Да, мы с самим Романом Малиновским, фамилией которого я поинтересовалась недавно, ехали на электричке — не чтобы полностью воспроизвести типичные выходные активного бойскаута, а потому, что машину было бы попросту негде оставить: после остановки, оказывается, нужно идти куда-то в лес километров пять-шесть. Условились, что Пахомов, директор «Мяты», будет ждать нас с Ромой уже на месте. Я очень надеялась, что у Ромы есть способности ориентирования на местности — потому что у меня, несмотря на богатое походное прошлое, с этим делом большие проблемы; бывает, что я блуждаю даже в парке возле нашего дома. И если плойкой я научилась пользоваться хоть как-то, то такое явление, как компас, по-прежнему остаётся для меня тайной за семью печатями.
Не во всём же быть умной!..
— А ты уверен, что пассии с тобой дружат? — хмыкнула я. — Такое явление, как секс по дружбе, знаешь ли, в нашей стране, не очень популярно. Точнее, это действие на перспективу.
— У меня чётко выстроенная реальность, — возразил Рома, уютно облокотившись о сиденье, пока я смотрела в окошко и наблюдала быстро пролетающий серо-оранжевый пейзаж. — В моей жизни нет места тем, кто ждёт от меня чего-то большего, чем я способен дать.
— Это благородство или бескомпромиссность?
— И то, и другое. В мире моды, да и вообще — в жизни, можно быть средним таким профессионалом, можно быть порочным, вздорным и беспринципным, но давать себя в обиду — никогда нельзя.
— Тебя вообще возможно обидеть? — я обернулась к Роме и рассмеялась. — Нет, я в это не верю.
— Можно, но очень сложно, — улыбнулся Рома легко, и я в очередной раз удивилась тому, как просто он видит жизнь. — К примеру, если бы ты отказала мне с этой поездкой, я бы страшно обиделся. Честно-честно!
— Иногда сложно понять, где ты шутишь, а где — серьёзен, — поделилась сомнениями я.
— А я всегда серьёзен, — ответил Малиновский, напуская на себя важный вид, — и всегда шучу. Жизнь — это микс из эмоций, и невозможно вычленить какую-то одну.

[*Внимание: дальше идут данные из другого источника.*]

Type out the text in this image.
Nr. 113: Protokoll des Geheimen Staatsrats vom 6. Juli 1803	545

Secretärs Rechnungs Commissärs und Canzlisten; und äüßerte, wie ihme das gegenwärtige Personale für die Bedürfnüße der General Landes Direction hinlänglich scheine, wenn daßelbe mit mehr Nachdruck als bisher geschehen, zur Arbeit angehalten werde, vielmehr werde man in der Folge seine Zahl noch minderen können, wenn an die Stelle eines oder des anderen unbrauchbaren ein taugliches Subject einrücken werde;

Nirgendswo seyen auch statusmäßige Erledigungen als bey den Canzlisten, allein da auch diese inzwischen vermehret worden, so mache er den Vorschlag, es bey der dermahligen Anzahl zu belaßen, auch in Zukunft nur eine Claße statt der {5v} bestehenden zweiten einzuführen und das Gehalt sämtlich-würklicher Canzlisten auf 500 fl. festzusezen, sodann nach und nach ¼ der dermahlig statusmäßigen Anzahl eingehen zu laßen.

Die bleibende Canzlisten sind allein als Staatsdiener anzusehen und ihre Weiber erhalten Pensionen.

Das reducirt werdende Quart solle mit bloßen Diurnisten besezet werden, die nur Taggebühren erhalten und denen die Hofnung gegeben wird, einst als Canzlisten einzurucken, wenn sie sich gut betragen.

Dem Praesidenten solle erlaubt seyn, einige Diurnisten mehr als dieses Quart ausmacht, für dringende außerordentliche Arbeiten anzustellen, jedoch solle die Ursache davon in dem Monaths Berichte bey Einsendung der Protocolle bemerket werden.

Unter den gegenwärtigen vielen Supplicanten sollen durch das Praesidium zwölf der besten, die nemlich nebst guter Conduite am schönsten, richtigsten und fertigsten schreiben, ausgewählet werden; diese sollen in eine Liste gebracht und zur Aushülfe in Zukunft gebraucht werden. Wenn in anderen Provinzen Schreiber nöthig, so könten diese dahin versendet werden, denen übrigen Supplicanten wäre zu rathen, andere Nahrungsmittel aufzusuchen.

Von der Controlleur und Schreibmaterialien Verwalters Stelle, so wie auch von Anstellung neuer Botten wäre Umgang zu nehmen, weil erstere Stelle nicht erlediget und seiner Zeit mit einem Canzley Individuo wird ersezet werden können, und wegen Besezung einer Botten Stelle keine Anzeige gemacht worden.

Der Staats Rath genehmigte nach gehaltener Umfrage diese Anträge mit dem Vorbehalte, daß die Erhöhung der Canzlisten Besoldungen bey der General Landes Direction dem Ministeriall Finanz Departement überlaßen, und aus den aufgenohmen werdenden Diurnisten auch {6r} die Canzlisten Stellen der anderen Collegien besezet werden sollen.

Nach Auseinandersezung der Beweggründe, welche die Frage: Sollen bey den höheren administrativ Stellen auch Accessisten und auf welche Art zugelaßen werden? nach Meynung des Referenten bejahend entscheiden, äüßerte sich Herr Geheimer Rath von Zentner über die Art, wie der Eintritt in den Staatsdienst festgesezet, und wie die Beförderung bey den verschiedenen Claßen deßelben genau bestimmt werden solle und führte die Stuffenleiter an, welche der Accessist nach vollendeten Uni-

— Балагур и бродячий философ в одном лице. — Ну что за человек! — Впрочем, твоя философия мне нравится. Мне в моём окружении, наверное, и не хватало такого отношения к жизни. — Я вновь задумчиво посмотрело в окно. — Мама и папа вечно боятся, что я вот-вот сверну с пути честности и целомудренности и испорчу себе жизнь. Коля всё ещё считает, что я влюбилась в тебя. Видимо, потому, что его голова полна предрассудков — он тоже боится, что от несчастной любви я зачахну. Женсовет считает, что я, наоборот, зачахну без любви. Все вокруг почему-то уверены в плохом исходе, если я не сделаю того-то или того-то — и никто не хочет жить просто так.
— А Жданов?
— А что Жданов? Ему вообще всё равно. Хотя, мне теперь часто кажется, что такими темпами он скоро сам выгорит. Все мы очень надеемся вытащить «Зималетто» из кризиса — но Андрей Палыч… он слишком озабочен компанией. Он не видит вокруг ничего и никого. Даже его невеста, Кира, как это ни грустно признавать, — всего лишь инструмент для достижения цели, потому что именно её голос был решающим в выборе президента.
— Он тоже не даёт себя в обиду — это можно понять.
— Разница, Ром, в том, что он не даёт в обиду себя — но с лёгкостью обижает других. Пусть и не целенаправленно, но... иногда я спрашиваю себя: и за что же я его всё-таки полюбила? За харизму? За живость ума? За душевное тепло, которым он щедро, но мимолётно делится с другими? Понимаю, что любят не за что-то, а вопреки, и всё равно брожу по кругу.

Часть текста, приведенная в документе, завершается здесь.